Felicitas Hoppe gelingt ein prächtiges Porträt von Audre Lorde, dieser „Schwarzen Lesbe Mutter Kriegerin Dichterin“. Und zu Recht kritisiert sie die Anzahl der Reden in der Gedenkfeier für Audre Lorde. Sicherlich wäre ein gemeinsames Singen, Lachen und Tanzen eher zu einer „Celebration of Life“ geworden. So war's eben doch mehr eine gute deutsche Gedenkfeier mit viel zu vielen Ansprachen. So weit, so gut.

Doch bei ihrer Kritik verfällt die Schreiberin in den typischen Weiberbiß: Sie schafft es wahrhaftig, von den Ausrichterinnen für die Gedenkfeier, von den Verlegerinnen Audre Lordes in Deutschland zu sprechen, ohne einmal den Namen Orlanda zu nennen. Totschweigen dessen, was Frauen leisten, abwerten, statt kritisieren – dagegen kämpfte Audre Lorde mit der Macht ihrer Worte.
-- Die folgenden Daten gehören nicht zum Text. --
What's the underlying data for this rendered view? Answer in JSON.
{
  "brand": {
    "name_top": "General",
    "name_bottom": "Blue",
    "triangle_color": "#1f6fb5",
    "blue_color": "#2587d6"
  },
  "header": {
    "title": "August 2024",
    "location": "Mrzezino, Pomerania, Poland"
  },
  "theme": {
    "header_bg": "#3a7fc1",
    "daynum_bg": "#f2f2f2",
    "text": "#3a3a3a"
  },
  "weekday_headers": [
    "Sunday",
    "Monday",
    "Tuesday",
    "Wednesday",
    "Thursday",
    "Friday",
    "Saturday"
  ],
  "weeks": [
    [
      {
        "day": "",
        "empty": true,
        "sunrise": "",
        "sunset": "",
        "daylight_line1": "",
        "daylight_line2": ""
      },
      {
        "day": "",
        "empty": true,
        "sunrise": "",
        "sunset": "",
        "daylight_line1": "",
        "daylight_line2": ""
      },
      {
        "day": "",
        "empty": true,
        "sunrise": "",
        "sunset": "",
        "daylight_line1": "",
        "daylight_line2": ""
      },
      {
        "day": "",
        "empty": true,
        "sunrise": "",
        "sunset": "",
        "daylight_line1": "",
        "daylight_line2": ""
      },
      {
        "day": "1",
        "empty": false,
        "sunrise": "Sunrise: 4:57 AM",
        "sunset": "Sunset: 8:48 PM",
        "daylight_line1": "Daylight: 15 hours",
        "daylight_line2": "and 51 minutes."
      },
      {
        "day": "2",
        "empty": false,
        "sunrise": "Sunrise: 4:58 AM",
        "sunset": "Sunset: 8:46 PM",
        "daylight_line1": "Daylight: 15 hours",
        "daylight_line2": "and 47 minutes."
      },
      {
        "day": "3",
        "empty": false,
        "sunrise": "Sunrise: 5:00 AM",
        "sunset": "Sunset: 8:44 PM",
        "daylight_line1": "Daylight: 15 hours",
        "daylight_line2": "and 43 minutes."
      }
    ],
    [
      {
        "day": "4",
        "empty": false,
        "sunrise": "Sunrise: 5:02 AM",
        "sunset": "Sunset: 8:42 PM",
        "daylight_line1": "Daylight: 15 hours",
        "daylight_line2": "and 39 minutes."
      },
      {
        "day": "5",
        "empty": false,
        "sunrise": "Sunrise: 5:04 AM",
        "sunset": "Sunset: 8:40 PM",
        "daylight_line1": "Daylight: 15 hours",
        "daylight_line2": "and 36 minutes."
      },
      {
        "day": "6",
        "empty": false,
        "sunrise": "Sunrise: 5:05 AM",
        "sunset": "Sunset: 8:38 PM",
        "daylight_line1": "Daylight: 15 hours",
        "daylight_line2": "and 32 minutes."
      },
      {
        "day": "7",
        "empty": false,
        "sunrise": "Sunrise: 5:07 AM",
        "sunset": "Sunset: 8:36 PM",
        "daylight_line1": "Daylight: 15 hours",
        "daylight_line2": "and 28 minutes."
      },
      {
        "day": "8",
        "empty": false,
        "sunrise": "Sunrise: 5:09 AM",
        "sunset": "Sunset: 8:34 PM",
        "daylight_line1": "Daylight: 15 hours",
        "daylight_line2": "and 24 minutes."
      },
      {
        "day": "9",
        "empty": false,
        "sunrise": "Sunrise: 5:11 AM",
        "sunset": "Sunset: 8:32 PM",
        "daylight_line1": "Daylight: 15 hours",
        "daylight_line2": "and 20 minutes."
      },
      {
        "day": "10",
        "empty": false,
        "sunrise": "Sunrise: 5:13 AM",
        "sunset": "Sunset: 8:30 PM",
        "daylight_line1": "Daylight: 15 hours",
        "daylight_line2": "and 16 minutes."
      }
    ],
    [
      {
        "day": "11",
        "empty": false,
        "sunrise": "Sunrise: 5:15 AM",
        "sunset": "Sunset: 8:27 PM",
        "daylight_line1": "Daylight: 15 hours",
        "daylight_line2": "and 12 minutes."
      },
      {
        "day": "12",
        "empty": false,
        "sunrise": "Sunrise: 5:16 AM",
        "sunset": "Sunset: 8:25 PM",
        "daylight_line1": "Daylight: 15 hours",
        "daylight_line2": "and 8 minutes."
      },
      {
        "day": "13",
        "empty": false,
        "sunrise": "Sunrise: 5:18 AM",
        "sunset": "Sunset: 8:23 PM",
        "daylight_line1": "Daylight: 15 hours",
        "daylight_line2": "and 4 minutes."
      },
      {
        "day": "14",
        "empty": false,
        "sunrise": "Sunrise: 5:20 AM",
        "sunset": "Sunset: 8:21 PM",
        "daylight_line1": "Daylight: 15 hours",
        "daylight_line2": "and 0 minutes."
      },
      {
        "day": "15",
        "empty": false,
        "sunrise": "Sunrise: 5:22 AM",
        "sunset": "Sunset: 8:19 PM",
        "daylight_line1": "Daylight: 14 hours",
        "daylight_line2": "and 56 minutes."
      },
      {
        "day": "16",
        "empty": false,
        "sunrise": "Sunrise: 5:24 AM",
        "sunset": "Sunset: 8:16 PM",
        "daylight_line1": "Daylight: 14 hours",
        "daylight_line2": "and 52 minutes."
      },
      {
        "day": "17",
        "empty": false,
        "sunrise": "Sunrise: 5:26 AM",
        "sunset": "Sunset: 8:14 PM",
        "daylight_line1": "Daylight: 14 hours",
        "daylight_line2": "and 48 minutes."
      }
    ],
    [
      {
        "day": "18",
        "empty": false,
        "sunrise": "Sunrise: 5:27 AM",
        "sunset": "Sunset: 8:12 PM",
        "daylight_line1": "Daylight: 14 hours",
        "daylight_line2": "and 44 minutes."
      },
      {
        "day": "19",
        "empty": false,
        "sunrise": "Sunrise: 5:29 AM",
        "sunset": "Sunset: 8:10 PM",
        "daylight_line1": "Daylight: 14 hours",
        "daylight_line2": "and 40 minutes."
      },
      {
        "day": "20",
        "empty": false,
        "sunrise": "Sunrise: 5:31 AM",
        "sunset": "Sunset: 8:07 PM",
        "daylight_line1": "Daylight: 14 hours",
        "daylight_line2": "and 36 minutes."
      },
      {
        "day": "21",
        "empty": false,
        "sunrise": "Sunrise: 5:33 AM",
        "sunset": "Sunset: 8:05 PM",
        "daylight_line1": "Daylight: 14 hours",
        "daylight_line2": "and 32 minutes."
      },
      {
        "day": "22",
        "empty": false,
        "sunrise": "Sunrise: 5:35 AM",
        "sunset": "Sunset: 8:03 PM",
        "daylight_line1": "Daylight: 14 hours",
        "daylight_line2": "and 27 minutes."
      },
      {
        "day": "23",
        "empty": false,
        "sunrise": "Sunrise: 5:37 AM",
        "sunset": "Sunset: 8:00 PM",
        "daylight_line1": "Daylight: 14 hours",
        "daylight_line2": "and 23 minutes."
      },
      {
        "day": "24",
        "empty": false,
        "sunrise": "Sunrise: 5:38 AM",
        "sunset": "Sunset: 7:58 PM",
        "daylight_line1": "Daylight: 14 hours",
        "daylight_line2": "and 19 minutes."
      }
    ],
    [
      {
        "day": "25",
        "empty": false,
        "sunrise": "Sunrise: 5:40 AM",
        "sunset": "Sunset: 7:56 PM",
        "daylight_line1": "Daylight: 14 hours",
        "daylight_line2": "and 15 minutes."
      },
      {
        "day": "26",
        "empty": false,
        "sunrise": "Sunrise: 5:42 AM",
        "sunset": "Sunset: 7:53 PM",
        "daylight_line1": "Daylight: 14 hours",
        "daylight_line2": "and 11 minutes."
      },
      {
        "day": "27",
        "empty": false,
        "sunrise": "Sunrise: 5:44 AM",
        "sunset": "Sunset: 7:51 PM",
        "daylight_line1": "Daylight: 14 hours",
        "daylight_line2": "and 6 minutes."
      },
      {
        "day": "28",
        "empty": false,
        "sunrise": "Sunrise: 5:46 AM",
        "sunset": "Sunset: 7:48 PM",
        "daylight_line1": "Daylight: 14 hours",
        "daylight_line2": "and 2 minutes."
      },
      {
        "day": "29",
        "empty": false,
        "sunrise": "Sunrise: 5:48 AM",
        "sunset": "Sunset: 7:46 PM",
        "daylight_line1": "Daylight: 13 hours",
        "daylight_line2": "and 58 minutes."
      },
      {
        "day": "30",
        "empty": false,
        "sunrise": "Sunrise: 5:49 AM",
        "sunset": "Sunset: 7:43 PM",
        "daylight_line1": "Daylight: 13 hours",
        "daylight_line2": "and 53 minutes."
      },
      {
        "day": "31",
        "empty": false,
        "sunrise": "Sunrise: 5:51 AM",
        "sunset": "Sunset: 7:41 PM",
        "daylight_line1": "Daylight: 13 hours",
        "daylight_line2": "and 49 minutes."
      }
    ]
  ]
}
Und daß Du, Felicitas Hoppe, so fasziniert von dieser großen schwarzen Dichterin schreiben kannst, das verdankst Du den Frauen des Orlanda-Verlages, die auch diese Feier ausgerichtet haben, aber auch den Rednerinnen auf dieser Gedenkfeier, von denen eine große Zahl authentisch und packend Audre Lordes gedachten. Sicherlich, Audrey Moateng, die afrikanische Trommlerin und Sängerin, brachte Leben in den Saal, aber weshalb mußt Du bei Deiner Würdigung die kurdische Sängerin Núré vergessen? Und was Deine Kritik am Heilpraktiker Audre Lordes betrifft: frau sollte einfach nicht über Dinge schreiben, von denen sie keine Ahnung hat, bzw. zumindest ihre blinden Flecken kennen. Katharina Markert,

Renate Rieger, Berlin

[...] Was Ihre Zeitung sich hier geleistet hat, ist nicht nur schlechter Journalismus, es ist empörend! Ganz abgesehen davon, daß hier die Gefühle der etwa 400 Teilnehmerinnen der Gedenkfeier durch eine sachlich falsche und polemische Berichterstattung verletzt werden, strotzt Ihr Bericht von einer Überheblichkeit gegenüber anderen Kulturen, die für die Geschichte dieses Landes bezeichnend ist, die ich aber gerade bei Ihrer Zeitung nicht vermutet hätte.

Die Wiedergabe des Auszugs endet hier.